Summer is Here We love all four books in this series! Summer is a time when nature is bursting at the seams. Pick blueberries, see a caterpillar grow from an egg to a butterfly, or take a trip to the lake or beach with your family. Peek under rocks, look up in the trees, dive into the water–there is so much to learn and so much to discover together when you read Summer is Here! Amazing watercolor illustrations and rhythmic, whimsical text…
Summer Story – It was such a hot summer. The sky was deep blue and the sun never faltered. All along Brambly Hedge, the mice did their best to keep cool. Poppy Eyebright sought refuge in the mossy shadows of the mill wheel; Dusty Dogwood took to walking by the banks of the cooling stream. Dusty and Poppy spent more and more time together, so no one was at all surprised when they announced their engagement. They decided on a very unusual setting for the wedding ceremony, but even they didn’t realize just how unusual it would prove to be!
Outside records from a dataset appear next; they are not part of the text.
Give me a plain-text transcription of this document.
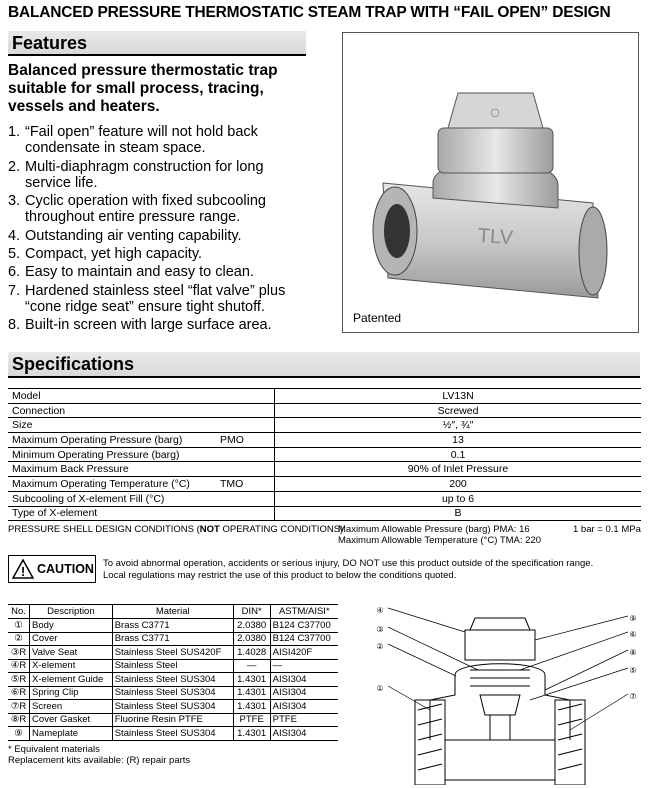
BALANCED PRESSURE THERMOSTATIC STEAM TRAP WITH “FAIL OPEN” DESIGN
Features
Balanced pressure thermostatic trap suitable for small process, tracing, vessels and heaters.
1. “Fail open” feature will not hold back condensate in steam space.
2. Multi-diaphragm construction for long service life.
3. Cyclic operation with fixed subcooling throughout entire pressure range.
4. Outstanding air venting capability.
5. Compact, yet high capacity.
6. Easy to maintain and easy to clean.
7. Hardened stainless steel “flat valve” plus “cone ridge seat” ensure tight shutoff.
8. Built-in screen with large surface area.
◯
TLV
Patented
Specifications
Model		LV13N
Connection		Screwed
Size		½″, ¾″
Maximum Operating Pressure (barg)	PMO	13
Minimum Operating Pressure (barg)		0.1
Maximum Back Pressure		90% of Inlet Pressure
Maximum Operating Temperature (°C)	TMO	200
Subcooling of X-element Fill (°C)		up to 6
Type of X-element		B
PRESSURE SHELL DESIGN CONDITIONS (NOT OPERATING CONDITIONS):
Maximum Allowable Pressure (barg) PMA: 16
Maximum Allowable Temperature (°C) TMA: 220
1 bar = 0.1 MPa
! CAUTION To avoid abnormal operation, accidents or serious injury, DO NOT use this product outside of the specification range.
Local regulations may restrict the use of this product to below the conditions quoted.
No.	Description	Material	DIN*	ASTM/AISI*
①	Body	Brass C3771	2.0380	B124 C37700
②	Cover	Brass C3771	2.0380	B124 C37700
③R	Valve Seat	Stainless Steel SUS420F	1.4028	AISI420F
④R	X-element	Stainless Steel	—	—
⑤R	X-element Guide	Stainless Steel SUS304	1.4301	AISI304
⑥R	Spring Clip	Stainless Steel SUS304	1.4301	AISI304
⑦R	Screen	Stainless Steel SUS304	1.4301	AISI304
⑧R	Cover Gasket	Fluorine Resin PTFE	PTFE	PTFE
⑨	Nameplate	Stainless Steel SUS304	1.4301	AISI304
* Equivalent materials
Replacement kits available: (R) repair parts
④
③
②
①
⑨
⑥
⑧
⑤
⑦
Summer’s Vacation – Vibrant, sunny Summer is too busy having fun shaping sand castles, jumping in the waves, gobbling berries, and camping under a blanket of stars to do her chores. But it’s not until she hikes to the top of a mountain and sees the dull, parched land below, that she realizes what she has done. Summer grabs her sprinkling can. Is she too late to make amends?
The Sun Egg – A mysterious orange egg has fallen into the woods. “It’s a sun egg!” declares the elf who finds it nestled on the forest floor. Soon she and her friends find out what it really is, but not before the little elf has one of the best adventures she has ever had.
Sunflower House – A little boy plants sunflower seeds in a big circle. He cares for them and watches them grow into a round wall of stems with golden flowers at the top. After playing in the “sunflower house” all summer, he and his friends collect the seeds from the dying plants to sow for next summer’s flowers. Rhymed couplets written in first person express the boy’s determination, surprise, and delight as he weaves his own play into the sunflowers’ cycle from seed to seed. The watercolor-and-colored pencil artwork shows a variety of perspectives, from cross sections of the seed sprouting underground to moonlit scenes of children sleeping out in the sunflower house.